Griffin’s preferred approach would be to merge elements of both the House and Senate bills. For example, he said it was “crucial” to include the provisions in the House bill for the development of a government human space transportation system. “A crew launch capability which is not dependent on commercial interests or the state of international partner relationships is a strategic national asset and should not be sacrificed for lesser interests,” he said. He also endorsed the safety standards laid out in the House version: “The cost of any lesser safety standard is simply too high.”

“The numbers in the House bill for developing government capabilities are higher than those in the Senate, thus, I believe it has a better chance for programmatic success,” Pace said.

From the Senate bill Griffin supported the language calling for the development of a heavy-lift vehicle, but with caveats about the vehicle’s performance similar to what he expressed in a speech last month (see “Griffin’s critique of NASA’s new direction”, The Space Review, August 9, 2010). He called Senate language that called initially for development of a vehicle capable of lifting 70–100 tons, with later evolution to heavier capacities, “technically unwise” and one that would lead to a “suboptimal design.” (Later, he called that lower limit “a non-credible number known to all knowledgeable people in the space profession.”) He noted that with the long lifetimes of many aerospace systems, it was important to design such a vehicle right in the first place. “We’ll be using whatever heavy lifter we develop for the next fifty years,” he said. “If we don’t have the time and money to do it right the first time, when are we going to find the time and money to do it over again?”

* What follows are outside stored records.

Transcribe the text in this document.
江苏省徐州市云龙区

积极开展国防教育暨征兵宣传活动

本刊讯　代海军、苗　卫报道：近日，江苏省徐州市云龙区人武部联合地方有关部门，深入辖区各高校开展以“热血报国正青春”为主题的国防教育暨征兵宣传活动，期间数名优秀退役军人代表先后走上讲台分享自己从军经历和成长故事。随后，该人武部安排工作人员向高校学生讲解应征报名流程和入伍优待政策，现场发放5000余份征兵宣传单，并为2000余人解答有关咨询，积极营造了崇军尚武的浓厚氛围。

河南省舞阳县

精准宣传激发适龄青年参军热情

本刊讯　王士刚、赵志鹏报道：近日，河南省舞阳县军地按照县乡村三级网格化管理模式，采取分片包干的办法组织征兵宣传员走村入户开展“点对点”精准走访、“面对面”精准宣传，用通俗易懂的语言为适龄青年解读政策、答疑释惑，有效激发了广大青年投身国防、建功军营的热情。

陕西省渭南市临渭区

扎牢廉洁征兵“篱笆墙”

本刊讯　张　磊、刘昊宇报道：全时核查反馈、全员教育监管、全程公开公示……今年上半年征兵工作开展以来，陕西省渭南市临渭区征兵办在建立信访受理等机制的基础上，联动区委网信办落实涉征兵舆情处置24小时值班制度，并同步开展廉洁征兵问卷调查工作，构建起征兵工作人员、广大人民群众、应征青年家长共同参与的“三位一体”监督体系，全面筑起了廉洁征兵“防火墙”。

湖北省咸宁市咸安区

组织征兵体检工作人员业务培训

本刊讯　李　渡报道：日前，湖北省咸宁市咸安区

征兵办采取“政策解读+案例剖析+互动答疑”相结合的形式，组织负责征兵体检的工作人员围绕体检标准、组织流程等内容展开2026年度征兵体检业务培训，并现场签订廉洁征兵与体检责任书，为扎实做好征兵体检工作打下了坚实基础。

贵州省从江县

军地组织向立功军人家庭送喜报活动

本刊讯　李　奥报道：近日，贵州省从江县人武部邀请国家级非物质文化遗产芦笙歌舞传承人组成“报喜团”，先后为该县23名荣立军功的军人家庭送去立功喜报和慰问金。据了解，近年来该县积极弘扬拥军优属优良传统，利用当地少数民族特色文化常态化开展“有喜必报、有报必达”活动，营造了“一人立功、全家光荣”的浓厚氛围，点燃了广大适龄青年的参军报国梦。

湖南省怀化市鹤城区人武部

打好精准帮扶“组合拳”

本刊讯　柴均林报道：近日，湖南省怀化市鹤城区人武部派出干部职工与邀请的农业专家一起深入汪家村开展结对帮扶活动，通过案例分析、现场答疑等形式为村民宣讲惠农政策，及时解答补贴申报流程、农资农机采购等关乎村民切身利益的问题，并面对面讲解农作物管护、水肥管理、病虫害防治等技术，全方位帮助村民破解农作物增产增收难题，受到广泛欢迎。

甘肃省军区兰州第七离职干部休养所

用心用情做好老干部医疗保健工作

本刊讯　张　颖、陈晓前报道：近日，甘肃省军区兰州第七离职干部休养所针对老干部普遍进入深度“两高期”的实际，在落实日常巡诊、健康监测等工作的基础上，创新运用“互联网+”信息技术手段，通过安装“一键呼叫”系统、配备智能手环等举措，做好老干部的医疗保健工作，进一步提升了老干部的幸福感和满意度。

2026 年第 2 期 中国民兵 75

“A NASA authorization act that captures the best of both bills will take us beyond the present muddled state to what we all hope will be a clear statement of national space policy and bipartisan agreement,” Griffin concluded.

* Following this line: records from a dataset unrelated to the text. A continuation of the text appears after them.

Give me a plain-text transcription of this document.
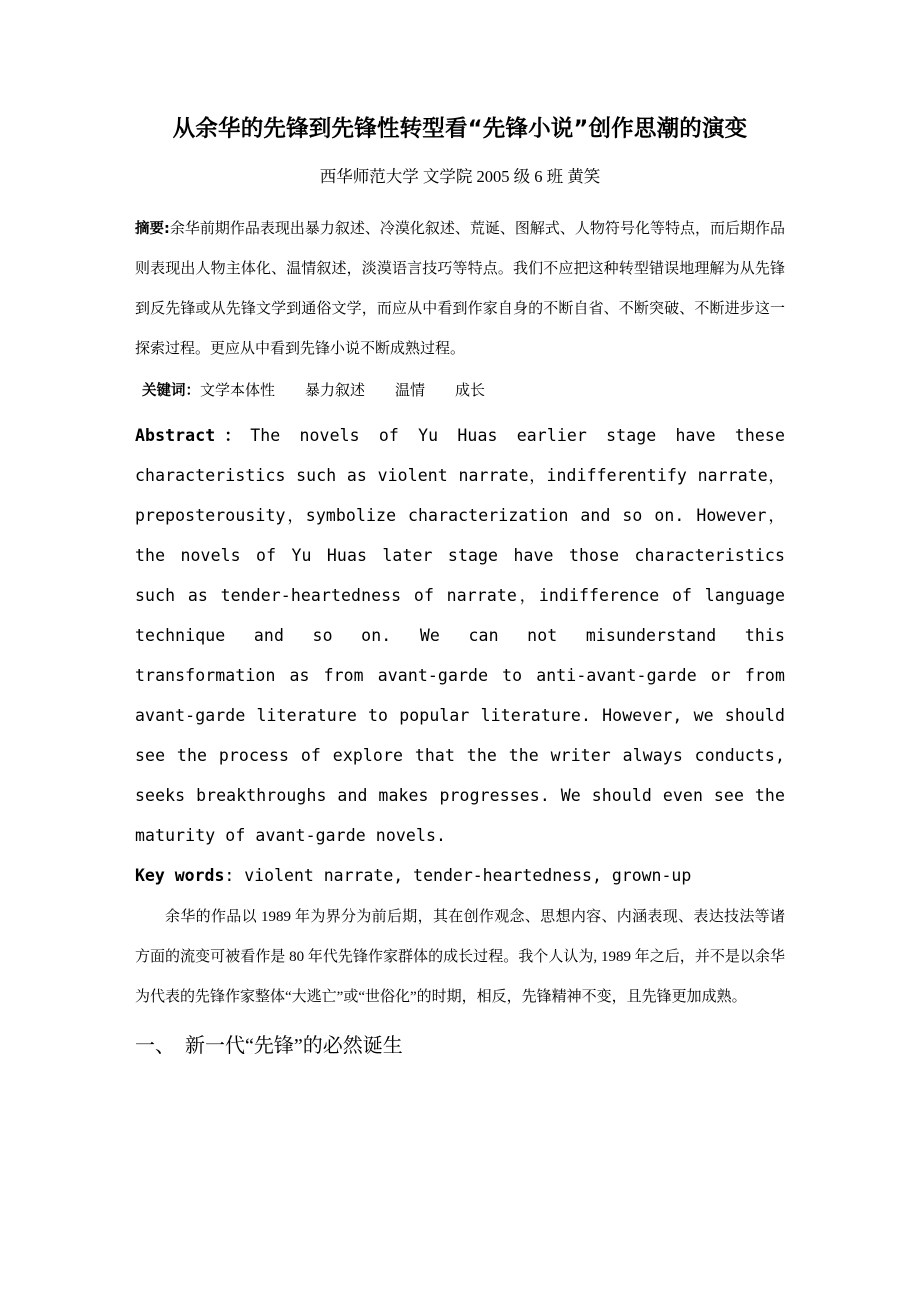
从余华的先锋到先锋性转型看“先锋小说”创作思潮的演变

西华师范大学 文学院 2005 级 6 班 黄笑

摘要:余华前期作品表现出暴力叙述、冷漠化叙述、荒诞、图解式、人物符号化等特点，而后期作品则表现出人物主体化、温情叙述，淡漠语言技巧等特点。我们不应把这种转型错误地理解为从先锋到反先锋或从先锋文学到通俗文学，而应从中看到作家自身的不断自省、不断突破、不断进步这一探索过程。更应从中看到先锋小说不断成熟过程。

关键词：文学本体性　　暴力叙述　　温情　　成长

Abstract：The novels of Yu Huas earlier stage have these characteristics such as violent narrate，indifferentify narrate，preposterousity，symbolize characterization and so on. However，the novels of Yu Huas later stage have those characteristics such as tender-heartedness of narrate，indifference of language technique and so on. We can not misunderstand this transformation as from avant-garde to anti-avant-garde or from avant-garde literature to popular literature. However, we should see the process of explore that the the writer always conducts, seeks breakthroughs and makes progresses. We should even see the maturity of avant-garde novels.

Key words: violent narrate, tender-heartedness, grown-up

余华的作品以 1989 年为界分为前后期，其在创作观念、思想内容、内涵表现、表达技法等诸方面的流变可被看作是 80 年代先锋作家群体的成长过程。我个人认为, 1989 年之后，并不是以余华为代表的先锋作家整体“大逃亡”或“世俗化”的时期，相反，先锋精神不变，且先锋更加成熟。

一、　新一代“先锋”的必然诞生
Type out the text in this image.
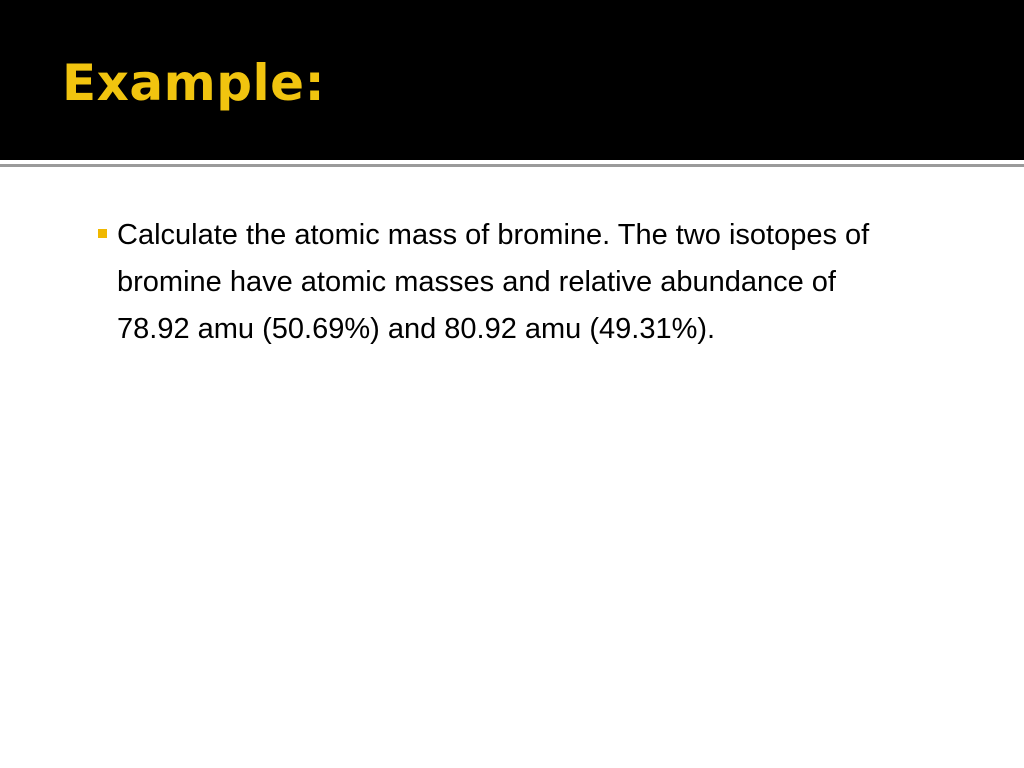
Example:
Calculate the atomic mass of bromine. The two isotopes of bromine have atomic masses and relative abundance of 78.92 amu (50.69%) and 80.92 amu (49.31%).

Griffin’s comments were supported by another panelist at the event, Scott Pace, the current director of the Space Policy Institute at George Washington University and formerly head of NASA’s Program Analysis and Evaluation office during Griffin’s tenure as administrator. “Whatever the benefits of promoting new technologies and new launch providers are—and those merits are considerable—the loss of a known path forward with a replacement for the Shuttle and heavy lift capabilities for serious human missions beyond low Earth orbit was not an approach that one could expect members [of Congress] to vote for,” he said in explanation of why Congress failed to support the administration’s proposals for NASA.

While Pace said that both the House and Senate authorization bills are better than the administration’s proposal, he clearly leaned in favor of the House bill. “The numbers in the House bill for developing government capabilities are higher than those in the Senate, thus, I believe it has a better chance for programmatic success,” he said. “The Senate bill has more funds for commercial crew and technology than the House, risking funds being spread perhaps too thin and schedules being slipped.” His recommendation was to use the Senate bill as the basis of a final version, since it had already been approved by the full Senate, “but to use the funding numbers that are in the House bill to ensure the best chance of success.”

“It is regrettable, absolutely, that Congress has to be the design bureau of last resort, but sometimes it’s necessary,” saif Griffin.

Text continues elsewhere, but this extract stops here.